People are much more likely to take heart medicines if they're combined in one pill, according to a late-breaking clinical trial presented at the American Heart Association's Scientific Sessions 2012.
"This is the first time the impact of a fixed-dose, combination strategy has been tested in people with cardiovascular disease," said Simon Thom, M.D., F.R.C.P., lead author of the study and professor of cardiovascular medicine and pharmacology at Imperial College London, U.K.
"People who have suffered heart attacks or strokes or those at high risk of such problems need to take preventive medications, including antiplatelet drugs (such as aspirin), cholesterol-lowering and blood pressure-lowering drugs. But the reality is that large numbers of people in this high-risk category get out of the habit of taking the recommended medications," Thom said. "This happens for a variety of reasons; some of which may be corrected by a single, simple, fixed dose combination pill - a combination known as a 'polypill.'"
There has been uncertainty about a fixed dose combination strategy for cardiovascular disease prevention. While many physicians have anticipated that adherence might be improved, reduced flexibility in adjusting dosages and numbers of individual agents could have offset the benefits of simplicity.

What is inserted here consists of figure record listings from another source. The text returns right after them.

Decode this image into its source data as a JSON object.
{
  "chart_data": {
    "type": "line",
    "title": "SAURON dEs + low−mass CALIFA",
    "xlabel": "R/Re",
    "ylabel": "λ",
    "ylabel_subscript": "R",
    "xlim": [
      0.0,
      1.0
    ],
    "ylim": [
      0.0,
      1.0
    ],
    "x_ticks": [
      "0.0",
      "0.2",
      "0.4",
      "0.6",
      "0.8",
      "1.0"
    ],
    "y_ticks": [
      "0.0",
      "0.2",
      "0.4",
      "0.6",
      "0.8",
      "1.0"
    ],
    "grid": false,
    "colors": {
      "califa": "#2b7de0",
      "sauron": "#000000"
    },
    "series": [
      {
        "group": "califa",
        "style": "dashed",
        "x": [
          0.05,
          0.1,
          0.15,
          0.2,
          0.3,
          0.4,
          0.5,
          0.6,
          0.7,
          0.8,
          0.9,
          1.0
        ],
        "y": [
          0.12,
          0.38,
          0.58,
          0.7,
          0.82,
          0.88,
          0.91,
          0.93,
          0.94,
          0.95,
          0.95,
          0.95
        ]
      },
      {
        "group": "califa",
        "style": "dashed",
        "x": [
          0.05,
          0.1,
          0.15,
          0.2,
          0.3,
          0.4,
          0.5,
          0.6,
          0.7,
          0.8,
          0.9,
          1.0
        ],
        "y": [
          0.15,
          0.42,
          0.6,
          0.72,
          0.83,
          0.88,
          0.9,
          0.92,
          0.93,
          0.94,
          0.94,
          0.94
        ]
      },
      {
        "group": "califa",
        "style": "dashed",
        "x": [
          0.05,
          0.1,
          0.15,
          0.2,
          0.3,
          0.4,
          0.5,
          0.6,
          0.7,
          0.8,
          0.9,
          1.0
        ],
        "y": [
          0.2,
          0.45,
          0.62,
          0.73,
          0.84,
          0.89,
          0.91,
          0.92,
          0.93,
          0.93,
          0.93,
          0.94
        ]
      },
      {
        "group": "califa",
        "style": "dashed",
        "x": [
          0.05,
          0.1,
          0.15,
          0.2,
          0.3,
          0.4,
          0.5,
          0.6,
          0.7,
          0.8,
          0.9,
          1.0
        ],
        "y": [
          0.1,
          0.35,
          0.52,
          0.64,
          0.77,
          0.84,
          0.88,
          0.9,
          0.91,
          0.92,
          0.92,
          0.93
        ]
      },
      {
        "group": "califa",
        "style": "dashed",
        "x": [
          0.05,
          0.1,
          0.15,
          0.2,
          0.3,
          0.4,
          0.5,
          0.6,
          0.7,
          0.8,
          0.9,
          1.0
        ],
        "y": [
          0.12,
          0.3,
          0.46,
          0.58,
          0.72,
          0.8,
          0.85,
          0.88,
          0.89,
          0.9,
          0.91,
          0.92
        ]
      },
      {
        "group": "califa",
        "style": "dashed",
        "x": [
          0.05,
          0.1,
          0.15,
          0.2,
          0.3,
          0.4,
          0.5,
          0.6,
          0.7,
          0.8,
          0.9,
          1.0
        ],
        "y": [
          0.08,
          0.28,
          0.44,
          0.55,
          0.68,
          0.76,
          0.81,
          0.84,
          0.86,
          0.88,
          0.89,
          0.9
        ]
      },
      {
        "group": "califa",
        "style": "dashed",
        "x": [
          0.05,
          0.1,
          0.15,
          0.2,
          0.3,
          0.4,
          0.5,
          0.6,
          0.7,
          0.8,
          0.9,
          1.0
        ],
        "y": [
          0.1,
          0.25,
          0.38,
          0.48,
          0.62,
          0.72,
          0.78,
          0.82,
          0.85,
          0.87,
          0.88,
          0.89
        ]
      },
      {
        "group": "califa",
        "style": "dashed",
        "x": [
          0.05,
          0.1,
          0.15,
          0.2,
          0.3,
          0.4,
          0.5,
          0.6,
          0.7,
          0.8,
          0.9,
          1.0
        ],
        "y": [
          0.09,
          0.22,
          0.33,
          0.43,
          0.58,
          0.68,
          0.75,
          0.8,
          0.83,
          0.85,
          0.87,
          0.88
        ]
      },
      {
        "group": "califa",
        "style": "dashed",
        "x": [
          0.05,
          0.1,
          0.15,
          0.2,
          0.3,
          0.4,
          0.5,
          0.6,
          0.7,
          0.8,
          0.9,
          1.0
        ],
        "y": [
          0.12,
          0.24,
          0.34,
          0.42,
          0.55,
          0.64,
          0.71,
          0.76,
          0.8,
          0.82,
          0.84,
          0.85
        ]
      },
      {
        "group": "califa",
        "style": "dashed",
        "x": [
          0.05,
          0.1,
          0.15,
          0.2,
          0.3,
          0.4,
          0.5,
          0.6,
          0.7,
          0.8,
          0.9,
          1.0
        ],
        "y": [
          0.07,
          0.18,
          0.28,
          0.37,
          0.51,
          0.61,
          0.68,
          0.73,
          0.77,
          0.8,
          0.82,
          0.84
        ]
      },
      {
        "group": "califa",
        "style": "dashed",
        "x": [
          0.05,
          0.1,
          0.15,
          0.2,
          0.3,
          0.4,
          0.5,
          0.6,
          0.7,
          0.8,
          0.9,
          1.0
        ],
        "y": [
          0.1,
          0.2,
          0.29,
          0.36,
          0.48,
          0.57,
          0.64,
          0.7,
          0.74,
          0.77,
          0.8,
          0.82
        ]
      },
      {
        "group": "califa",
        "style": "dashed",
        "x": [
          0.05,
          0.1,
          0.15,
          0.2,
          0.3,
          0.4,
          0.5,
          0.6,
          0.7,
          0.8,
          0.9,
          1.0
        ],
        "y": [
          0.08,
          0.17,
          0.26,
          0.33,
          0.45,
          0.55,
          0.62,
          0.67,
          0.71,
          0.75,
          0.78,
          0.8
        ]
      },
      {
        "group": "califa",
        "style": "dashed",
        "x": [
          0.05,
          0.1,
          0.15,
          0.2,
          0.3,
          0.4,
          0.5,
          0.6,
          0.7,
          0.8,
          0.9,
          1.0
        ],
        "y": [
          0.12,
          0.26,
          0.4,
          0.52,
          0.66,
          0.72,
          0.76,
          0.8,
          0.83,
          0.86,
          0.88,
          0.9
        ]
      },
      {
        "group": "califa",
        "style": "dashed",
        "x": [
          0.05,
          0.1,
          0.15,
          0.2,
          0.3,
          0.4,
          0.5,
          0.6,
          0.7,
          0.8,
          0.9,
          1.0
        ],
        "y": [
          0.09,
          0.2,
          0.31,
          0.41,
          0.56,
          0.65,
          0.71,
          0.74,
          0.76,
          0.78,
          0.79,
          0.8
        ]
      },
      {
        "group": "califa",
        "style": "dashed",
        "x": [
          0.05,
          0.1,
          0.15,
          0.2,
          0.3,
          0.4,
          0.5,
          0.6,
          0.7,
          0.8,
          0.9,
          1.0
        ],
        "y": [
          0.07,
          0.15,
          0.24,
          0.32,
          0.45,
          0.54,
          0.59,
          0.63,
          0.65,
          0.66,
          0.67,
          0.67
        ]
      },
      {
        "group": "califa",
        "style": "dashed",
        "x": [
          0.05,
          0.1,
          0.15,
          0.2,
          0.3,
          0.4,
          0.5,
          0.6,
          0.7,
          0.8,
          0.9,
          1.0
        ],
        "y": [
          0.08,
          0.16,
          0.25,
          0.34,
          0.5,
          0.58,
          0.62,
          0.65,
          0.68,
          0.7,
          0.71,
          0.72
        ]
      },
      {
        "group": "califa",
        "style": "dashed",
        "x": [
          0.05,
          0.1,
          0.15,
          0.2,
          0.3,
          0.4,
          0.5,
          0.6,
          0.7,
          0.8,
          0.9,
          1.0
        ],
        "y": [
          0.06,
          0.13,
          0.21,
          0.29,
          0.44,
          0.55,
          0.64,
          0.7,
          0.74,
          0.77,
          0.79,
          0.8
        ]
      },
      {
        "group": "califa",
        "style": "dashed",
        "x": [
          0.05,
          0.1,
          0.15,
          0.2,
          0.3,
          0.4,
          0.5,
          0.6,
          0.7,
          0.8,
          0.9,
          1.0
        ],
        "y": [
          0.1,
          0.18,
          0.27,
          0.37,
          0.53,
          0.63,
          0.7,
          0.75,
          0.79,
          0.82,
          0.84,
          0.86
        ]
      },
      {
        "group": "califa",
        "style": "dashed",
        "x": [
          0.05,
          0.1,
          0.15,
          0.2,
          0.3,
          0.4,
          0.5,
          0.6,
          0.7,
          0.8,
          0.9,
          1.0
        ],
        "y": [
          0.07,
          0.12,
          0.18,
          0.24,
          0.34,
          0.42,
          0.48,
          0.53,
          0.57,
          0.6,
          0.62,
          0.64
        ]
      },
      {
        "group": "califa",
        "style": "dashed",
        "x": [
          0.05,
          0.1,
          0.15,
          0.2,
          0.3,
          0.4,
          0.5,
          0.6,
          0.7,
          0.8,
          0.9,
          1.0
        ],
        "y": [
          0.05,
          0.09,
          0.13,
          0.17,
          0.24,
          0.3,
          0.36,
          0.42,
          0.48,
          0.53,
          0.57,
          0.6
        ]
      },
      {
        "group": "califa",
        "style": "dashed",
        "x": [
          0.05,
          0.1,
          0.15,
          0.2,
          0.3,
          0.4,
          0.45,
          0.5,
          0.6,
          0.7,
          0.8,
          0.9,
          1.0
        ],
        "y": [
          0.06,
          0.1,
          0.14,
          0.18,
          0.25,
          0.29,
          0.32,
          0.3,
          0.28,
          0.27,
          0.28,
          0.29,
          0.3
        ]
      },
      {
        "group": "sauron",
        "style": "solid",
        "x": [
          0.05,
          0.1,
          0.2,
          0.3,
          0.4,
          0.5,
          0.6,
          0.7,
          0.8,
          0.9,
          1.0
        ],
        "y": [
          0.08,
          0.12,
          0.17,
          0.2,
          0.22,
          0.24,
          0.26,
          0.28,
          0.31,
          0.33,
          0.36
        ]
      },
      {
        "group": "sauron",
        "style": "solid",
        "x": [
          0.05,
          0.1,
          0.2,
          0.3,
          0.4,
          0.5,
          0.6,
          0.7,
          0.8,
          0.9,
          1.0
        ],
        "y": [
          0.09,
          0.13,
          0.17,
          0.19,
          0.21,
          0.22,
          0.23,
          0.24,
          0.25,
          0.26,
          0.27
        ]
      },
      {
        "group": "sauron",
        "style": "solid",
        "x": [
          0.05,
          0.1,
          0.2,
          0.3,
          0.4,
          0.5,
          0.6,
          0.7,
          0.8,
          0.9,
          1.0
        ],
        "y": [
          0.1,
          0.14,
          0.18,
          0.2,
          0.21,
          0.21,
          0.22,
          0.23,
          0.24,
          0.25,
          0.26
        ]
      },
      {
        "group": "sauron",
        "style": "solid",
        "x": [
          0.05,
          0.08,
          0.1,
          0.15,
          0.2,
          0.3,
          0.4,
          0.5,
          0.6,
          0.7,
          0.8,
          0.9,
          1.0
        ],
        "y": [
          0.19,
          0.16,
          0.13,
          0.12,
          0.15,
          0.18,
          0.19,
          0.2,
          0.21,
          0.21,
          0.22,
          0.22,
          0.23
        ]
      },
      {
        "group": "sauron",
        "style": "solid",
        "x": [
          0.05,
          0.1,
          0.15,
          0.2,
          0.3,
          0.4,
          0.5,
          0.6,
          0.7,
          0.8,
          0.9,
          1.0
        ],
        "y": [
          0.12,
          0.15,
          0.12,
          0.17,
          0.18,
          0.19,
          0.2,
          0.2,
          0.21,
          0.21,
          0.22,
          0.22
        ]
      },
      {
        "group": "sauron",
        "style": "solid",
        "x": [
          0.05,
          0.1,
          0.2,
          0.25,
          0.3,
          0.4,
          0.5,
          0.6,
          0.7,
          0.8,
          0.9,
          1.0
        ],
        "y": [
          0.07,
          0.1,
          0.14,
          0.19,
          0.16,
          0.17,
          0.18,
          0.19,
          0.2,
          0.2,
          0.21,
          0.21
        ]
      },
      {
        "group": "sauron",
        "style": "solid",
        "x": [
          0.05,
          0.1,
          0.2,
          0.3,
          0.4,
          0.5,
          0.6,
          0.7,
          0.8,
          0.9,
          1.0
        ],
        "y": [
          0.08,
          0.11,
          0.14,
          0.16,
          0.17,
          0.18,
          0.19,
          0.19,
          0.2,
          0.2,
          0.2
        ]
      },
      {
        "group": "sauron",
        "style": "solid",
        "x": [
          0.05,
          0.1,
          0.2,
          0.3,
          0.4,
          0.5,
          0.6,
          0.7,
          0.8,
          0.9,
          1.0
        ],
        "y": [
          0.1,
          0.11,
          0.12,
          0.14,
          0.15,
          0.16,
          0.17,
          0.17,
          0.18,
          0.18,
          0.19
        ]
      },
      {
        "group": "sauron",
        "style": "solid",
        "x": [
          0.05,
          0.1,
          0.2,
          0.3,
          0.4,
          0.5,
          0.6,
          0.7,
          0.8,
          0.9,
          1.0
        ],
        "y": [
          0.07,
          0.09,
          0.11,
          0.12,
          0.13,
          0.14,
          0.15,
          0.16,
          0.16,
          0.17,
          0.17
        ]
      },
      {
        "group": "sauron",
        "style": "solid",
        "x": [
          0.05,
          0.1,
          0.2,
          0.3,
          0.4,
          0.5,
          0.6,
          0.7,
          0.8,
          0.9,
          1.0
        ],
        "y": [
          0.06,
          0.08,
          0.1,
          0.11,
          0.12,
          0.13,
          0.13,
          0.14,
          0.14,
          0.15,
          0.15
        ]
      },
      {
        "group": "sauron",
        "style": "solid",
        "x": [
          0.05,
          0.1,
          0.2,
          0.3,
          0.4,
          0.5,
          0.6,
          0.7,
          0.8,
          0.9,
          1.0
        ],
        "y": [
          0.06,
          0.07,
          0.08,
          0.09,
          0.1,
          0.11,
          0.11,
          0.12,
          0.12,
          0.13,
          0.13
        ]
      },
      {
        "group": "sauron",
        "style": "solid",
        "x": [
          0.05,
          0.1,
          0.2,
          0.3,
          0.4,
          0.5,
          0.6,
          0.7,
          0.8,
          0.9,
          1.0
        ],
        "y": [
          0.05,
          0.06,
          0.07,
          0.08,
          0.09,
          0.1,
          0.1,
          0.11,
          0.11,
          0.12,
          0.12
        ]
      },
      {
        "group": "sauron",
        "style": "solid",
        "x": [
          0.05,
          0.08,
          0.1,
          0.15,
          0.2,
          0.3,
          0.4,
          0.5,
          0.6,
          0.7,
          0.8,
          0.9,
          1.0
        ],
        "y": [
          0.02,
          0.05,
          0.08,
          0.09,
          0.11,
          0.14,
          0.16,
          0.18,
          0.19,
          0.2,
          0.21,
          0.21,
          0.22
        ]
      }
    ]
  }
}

Alice Stanton, lead Irish Investigator, Co-author and Professor of Molecular and Cellular Therapeutics at RCSI, Dublin, commented. "This trial showed improvements in adherence being paralleled by improvements in blood pressure and cholesterol, despite the control group in the trial being treated much better than average."
Typically, in high-income countries such as the United States only about 50 percent of people take all the needed cardiovascular medications. In low- and middle-income countries, only 5 percent to 20 percent do.